Kako também contou que muito do que acredita hoje sobre viver com aids foi inspirado no Livro “Doença Como Metáfora/Aids e Suas Metáforas”, da escritora americana Susan Sontag. “Aprendi que as palavras que a gente escolhe para falar dos temas tem um peso muito grande e isso é o que faz mais sentido no meu viver atual. São usadas metáforas bélicas como ‘luta contra aids’, ‘batalha’, ‘invasor’, ‘sentença de morte’, ‘infectar’... Símbolos que fazem a pessoa se sentir culpada. E a medicina vai se apropriando deles para tratar de saúde.”
Direito ao silêncio
Artista plástica, a ativista Micaela Cyrino ponderou que não pode haver pressão para que os soropositivos se revelem como tais. “A gente coloca a responsabilidade sobre a sorologia, mas para falar dela a pessoa precisa de um lugar onde se sinta confortável. E esse é um processo que envolve religião, questões de gênero, valores morais, um monte de coisas que precisam ser desconstruídas. Para mim, a sorologia é simples. É um vírus que afeta a minha imunidade.”

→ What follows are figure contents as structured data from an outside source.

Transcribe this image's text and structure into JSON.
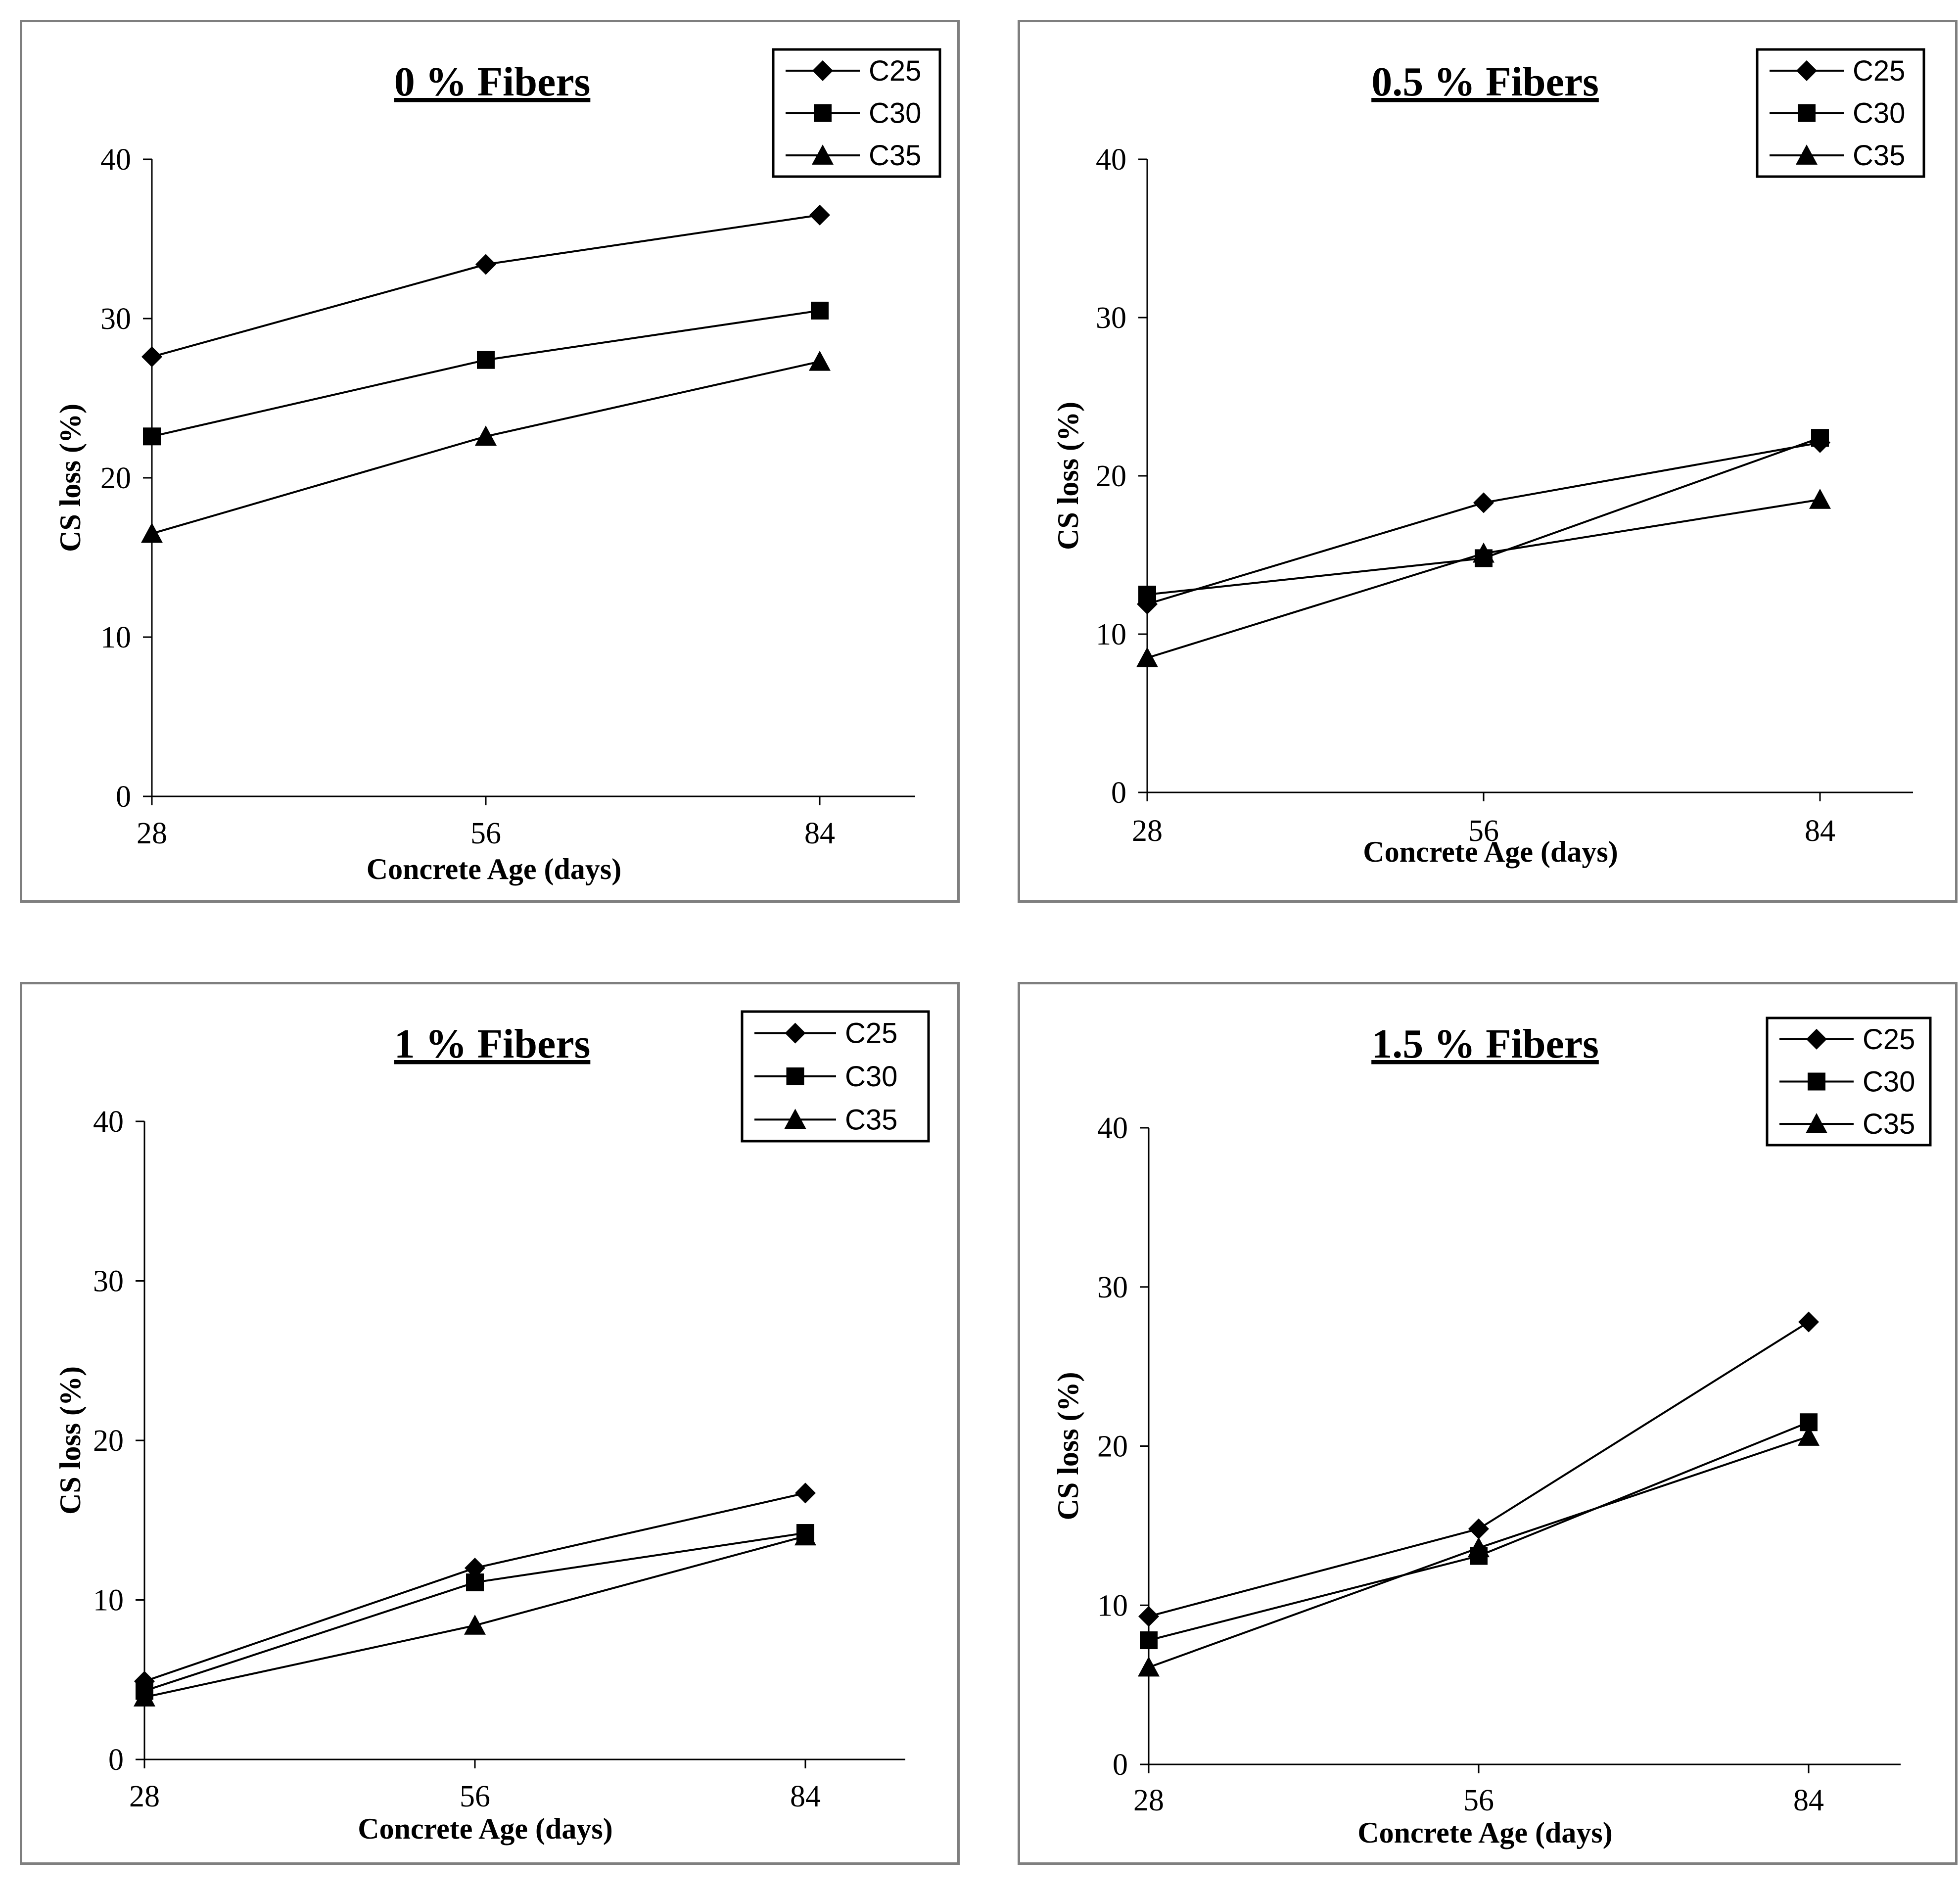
{
  "chart_data": [
    {
      "type": "line",
      "title": "0 % Fibers",
      "xlabel": "Concrete Age (days)",
      "ylabel": "CS loss (%)",
      "x": [
        28,
        56,
        84
      ],
      "xticks": [
        28,
        56,
        84
      ],
      "yticks": [
        0,
        10,
        20,
        30,
        40
      ],
      "ylim": [
        0,
        40
      ],
      "legend_position": "top-right",
      "series": [
        {
          "name": "C25",
          "marker": "diamond",
          "values": [
            27.6,
            33.4,
            36.5
          ]
        },
        {
          "name": "C30",
          "marker": "square",
          "values": [
            22.6,
            27.4,
            30.5
          ]
        },
        {
          "name": "C35",
          "marker": "triangle",
          "values": [
            16.5,
            22.6,
            27.3
          ]
        }
      ]
    },
    {
      "type": "line",
      "title": "0.5 % Fibers",
      "xlabel": "Concrete Age (days)",
      "ylabel": "CS loss (%)",
      "x": [
        28,
        56,
        84
      ],
      "xticks": [
        28,
        56,
        84
      ],
      "yticks": [
        0,
        10,
        20,
        30,
        40
      ],
      "ylim": [
        0,
        40
      ],
      "legend_position": "top-right",
      "series": [
        {
          "name": "C25",
          "marker": "diamond",
          "values": [
            11.9,
            18.3,
            22.1
          ]
        },
        {
          "name": "C30",
          "marker": "square",
          "values": [
            12.5,
            14.8,
            22.4
          ]
        },
        {
          "name": "C35",
          "marker": "triangle",
          "values": [
            8.5,
            15.1,
            18.5
          ]
        }
      ]
    },
    {
      "type": "line",
      "title": "1 % Fibers",
      "xlabel": "Concrete Age (days)",
      "ylabel": "CS loss (%)",
      "x": [
        28,
        56,
        84
      ],
      "xticks": [
        28,
        56,
        84
      ],
      "yticks": [
        0,
        10,
        20,
        30,
        40
      ],
      "ylim": [
        0,
        40
      ],
      "legend_position": "top-right",
      "series": [
        {
          "name": "C25",
          "marker": "diamond",
          "values": [
            4.9,
            12.0,
            16.7
          ]
        },
        {
          "name": "C30",
          "marker": "square",
          "values": [
            4.3,
            11.1,
            14.2
          ]
        },
        {
          "name": "C35",
          "marker": "triangle",
          "values": [
            3.9,
            8.4,
            14.0
          ]
        }
      ]
    },
    {
      "type": "line",
      "title": "1.5 % Fibers",
      "xlabel": "Concrete Age (days)",
      "ylabel": "CS loss (%)",
      "x": [
        28,
        56,
        84
      ],
      "xticks": [
        28,
        56,
        84
      ],
      "yticks": [
        0,
        10,
        20,
        30,
        40
      ],
      "ylim": [
        0,
        40
      ],
      "legend_position": "top-right",
      "series": [
        {
          "name": "C25",
          "marker": "diamond",
          "values": [
            9.3,
            14.8,
            27.8
          ]
        },
        {
          "name": "C30",
          "marker": "square",
          "values": [
            7.8,
            13.1,
            21.5
          ]
        },
        {
          "name": "C35",
          "marker": "triangle",
          "values": [
            6.1,
            13.6,
            20.6
          ]
        }
      ]
    }
  ]
}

O advogado e ativista Ozzy Cerqueira concordou e acrescentou  que as pessoas têm o direito de construírem sua trajetória do jeito que quiserem. “Há outras formas de contribuir que o indivíduo  pode usar sem revelar publicamente sua sorologia. Ele é quem escolhe. Nem sempre quem revela é o mais corajoso.”
Carlos Henrique de Oliveira, escritor e militante do movimento negro de São Paulo e da Rede de Jovens São Paulo Positivo,  destacou a importância de se defender o SUS (Sistema Único de Saúde). “Temos de pautar a aids como questão de direitos humanos. Não dá para tratar do tema sem os recortes raça-cor, gênero.” Carlos disse que, ainda hoje, é difícil falar de HIV/aids, por exemplo, dentro dos movimento LGBT. “Eles não querem associar seu movimento com aids.”
A 24ª edição do Festival Mix Brasil de Cultura da Diversidade começou no dia 9 e chegou ao fim neste domingo (20) com programação no Centro Cultural São Paulo, além do Espaço Itaú de Cinema/Augusta, CineSesc, Instituto Itaú Cultural, Spcine Olido e Circuito Spcine CEUs.